Завязка сюжета связана с травматическим переживанием: на корабле всегда стук исправного мотора сообщает уверенность и связность жизни на борту. И вдруг разговаривающие герои слышат страшный треск и вслед за этим – тишина вместо шума из машинного отсека. Фантазия о спокойствии, о неге, о мощной силе мотора разрушена самым безжалостным образом. Естественно, сразу нарушается и герметическое спокойствие закупоренного пространства каюты. Здесь ещё только что двое мирно обсуждали текущие дела, а рассказчик успевал ещё предаться грёзе о том, как после вахты он вернётся к ещё одному наслаждению для своего динамического воображения — «интересной книге», ждущей его на столике. Ныне оба героя переживают страх и мгновенно покидают каюту, спеша узнать, в чем дело.

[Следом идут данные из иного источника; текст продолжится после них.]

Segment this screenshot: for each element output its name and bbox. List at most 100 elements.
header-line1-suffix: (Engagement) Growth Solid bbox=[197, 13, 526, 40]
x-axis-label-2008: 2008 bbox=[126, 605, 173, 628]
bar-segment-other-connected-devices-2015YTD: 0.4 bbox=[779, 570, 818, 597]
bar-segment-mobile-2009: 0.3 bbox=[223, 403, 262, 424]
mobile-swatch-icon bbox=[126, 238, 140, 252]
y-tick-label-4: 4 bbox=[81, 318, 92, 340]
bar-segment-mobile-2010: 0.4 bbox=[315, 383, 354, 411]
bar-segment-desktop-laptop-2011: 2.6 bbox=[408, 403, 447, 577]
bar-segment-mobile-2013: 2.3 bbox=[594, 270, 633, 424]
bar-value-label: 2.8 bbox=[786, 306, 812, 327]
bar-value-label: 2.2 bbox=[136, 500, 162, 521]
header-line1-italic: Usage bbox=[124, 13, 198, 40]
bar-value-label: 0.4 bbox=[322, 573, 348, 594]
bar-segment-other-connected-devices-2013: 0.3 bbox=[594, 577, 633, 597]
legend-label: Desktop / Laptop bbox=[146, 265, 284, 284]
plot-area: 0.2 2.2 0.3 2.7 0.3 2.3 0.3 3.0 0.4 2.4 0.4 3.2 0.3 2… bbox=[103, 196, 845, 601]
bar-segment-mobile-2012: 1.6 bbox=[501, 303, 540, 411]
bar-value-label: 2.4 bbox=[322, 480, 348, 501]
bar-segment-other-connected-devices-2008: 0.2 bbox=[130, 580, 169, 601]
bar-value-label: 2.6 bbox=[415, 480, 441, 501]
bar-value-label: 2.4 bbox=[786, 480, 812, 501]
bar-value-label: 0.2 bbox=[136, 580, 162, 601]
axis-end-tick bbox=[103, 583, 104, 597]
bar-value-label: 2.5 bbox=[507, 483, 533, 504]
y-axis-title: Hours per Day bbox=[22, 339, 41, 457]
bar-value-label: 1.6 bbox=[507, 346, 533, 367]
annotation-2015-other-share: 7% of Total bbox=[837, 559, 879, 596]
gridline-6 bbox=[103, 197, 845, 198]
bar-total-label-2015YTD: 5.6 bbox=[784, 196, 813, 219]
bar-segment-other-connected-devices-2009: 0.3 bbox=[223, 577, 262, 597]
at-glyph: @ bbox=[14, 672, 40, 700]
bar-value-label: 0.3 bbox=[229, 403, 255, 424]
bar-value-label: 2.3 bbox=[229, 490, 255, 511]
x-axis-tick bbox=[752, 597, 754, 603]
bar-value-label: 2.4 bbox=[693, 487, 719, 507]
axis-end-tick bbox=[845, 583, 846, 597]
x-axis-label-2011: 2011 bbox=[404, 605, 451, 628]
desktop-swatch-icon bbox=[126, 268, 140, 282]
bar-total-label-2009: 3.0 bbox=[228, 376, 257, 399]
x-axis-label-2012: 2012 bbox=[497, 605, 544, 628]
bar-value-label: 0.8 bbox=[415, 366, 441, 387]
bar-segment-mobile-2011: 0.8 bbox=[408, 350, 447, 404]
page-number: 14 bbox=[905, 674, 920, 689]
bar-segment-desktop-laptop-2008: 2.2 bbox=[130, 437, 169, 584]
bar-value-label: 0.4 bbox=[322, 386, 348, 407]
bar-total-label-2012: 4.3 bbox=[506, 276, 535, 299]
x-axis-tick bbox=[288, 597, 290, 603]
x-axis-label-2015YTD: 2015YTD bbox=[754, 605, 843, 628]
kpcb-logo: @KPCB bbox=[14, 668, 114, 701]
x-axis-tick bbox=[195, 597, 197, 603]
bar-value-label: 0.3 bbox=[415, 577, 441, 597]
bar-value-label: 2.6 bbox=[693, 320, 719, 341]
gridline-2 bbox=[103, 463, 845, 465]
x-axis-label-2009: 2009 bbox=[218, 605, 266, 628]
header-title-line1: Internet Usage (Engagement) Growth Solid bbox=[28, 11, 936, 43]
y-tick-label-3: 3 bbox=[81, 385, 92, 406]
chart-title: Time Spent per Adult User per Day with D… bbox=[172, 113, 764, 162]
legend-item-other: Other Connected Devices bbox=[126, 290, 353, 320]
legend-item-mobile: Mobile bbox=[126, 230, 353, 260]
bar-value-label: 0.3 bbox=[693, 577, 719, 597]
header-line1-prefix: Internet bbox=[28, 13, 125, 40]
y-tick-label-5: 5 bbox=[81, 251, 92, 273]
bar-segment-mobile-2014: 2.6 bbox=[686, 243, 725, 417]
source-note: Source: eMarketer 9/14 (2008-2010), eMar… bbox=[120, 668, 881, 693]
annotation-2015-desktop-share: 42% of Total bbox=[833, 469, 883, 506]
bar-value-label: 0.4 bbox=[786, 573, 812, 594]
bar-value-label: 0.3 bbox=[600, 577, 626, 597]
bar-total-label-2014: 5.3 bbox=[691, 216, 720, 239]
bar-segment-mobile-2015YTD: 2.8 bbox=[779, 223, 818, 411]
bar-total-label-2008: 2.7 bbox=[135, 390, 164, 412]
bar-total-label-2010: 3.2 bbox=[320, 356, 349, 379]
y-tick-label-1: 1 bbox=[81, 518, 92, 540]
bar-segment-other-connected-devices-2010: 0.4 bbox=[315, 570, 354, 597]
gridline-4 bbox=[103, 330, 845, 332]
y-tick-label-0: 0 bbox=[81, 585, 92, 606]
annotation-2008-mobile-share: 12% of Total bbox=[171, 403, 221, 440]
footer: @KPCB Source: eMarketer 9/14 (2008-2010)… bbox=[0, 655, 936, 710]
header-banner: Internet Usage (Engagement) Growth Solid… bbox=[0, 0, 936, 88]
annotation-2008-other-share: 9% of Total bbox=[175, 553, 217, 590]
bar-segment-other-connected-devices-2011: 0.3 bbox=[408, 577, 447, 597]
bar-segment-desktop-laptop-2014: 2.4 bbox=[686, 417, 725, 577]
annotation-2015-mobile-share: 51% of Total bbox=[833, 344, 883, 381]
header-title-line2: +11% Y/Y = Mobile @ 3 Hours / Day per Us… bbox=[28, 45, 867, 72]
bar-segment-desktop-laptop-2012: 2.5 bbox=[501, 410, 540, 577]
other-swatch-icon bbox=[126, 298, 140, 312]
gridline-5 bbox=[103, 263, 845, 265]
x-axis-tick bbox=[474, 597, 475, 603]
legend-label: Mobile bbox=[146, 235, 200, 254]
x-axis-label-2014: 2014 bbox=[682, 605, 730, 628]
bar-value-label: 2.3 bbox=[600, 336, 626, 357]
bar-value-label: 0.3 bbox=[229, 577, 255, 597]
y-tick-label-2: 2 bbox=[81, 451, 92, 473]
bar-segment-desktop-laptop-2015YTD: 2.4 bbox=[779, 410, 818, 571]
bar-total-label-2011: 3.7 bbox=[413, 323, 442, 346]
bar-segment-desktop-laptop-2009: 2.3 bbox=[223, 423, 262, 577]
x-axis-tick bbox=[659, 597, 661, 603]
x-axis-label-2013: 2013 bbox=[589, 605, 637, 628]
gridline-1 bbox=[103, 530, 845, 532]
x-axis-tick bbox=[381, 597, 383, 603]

Оказывается, корабль налетел на какое-то подводное препятствие. Но как это может быть, если ни о каком рифе не может быть речи – под килем судна гигантская океаническая впадина, Тускарора – «глубочайшая пучина океана». Тематика пучины, глубины, темной и манящей, видимо, хранящей тайну, начинает набирать силу. Обследование судна показало, что оно налетело на старинный парусный корабль, затонувший много лет назад, и дрейфующий у поверхности воды многие десятилетия. Рассказчик восхищается деловитостью, жизненностью водолазов, оказавшихся на корабле в качестве пассажиров, а сейчас понадобившихся для организации спасения. Эстетика водолазания, погружения в пугающую бездну, начинает резонировать с грёзой о глубинах океана. Вся команда смотрит на водолаза «как на вестника из неизвестной страны». Водолаз не фантазмирует – он работает, он трудится, он разбирается в своем ремесле и исследует то, что иным остается только воображать. Он трудится там, где другие грезят. Его глаза – «веселые и слегка озорные».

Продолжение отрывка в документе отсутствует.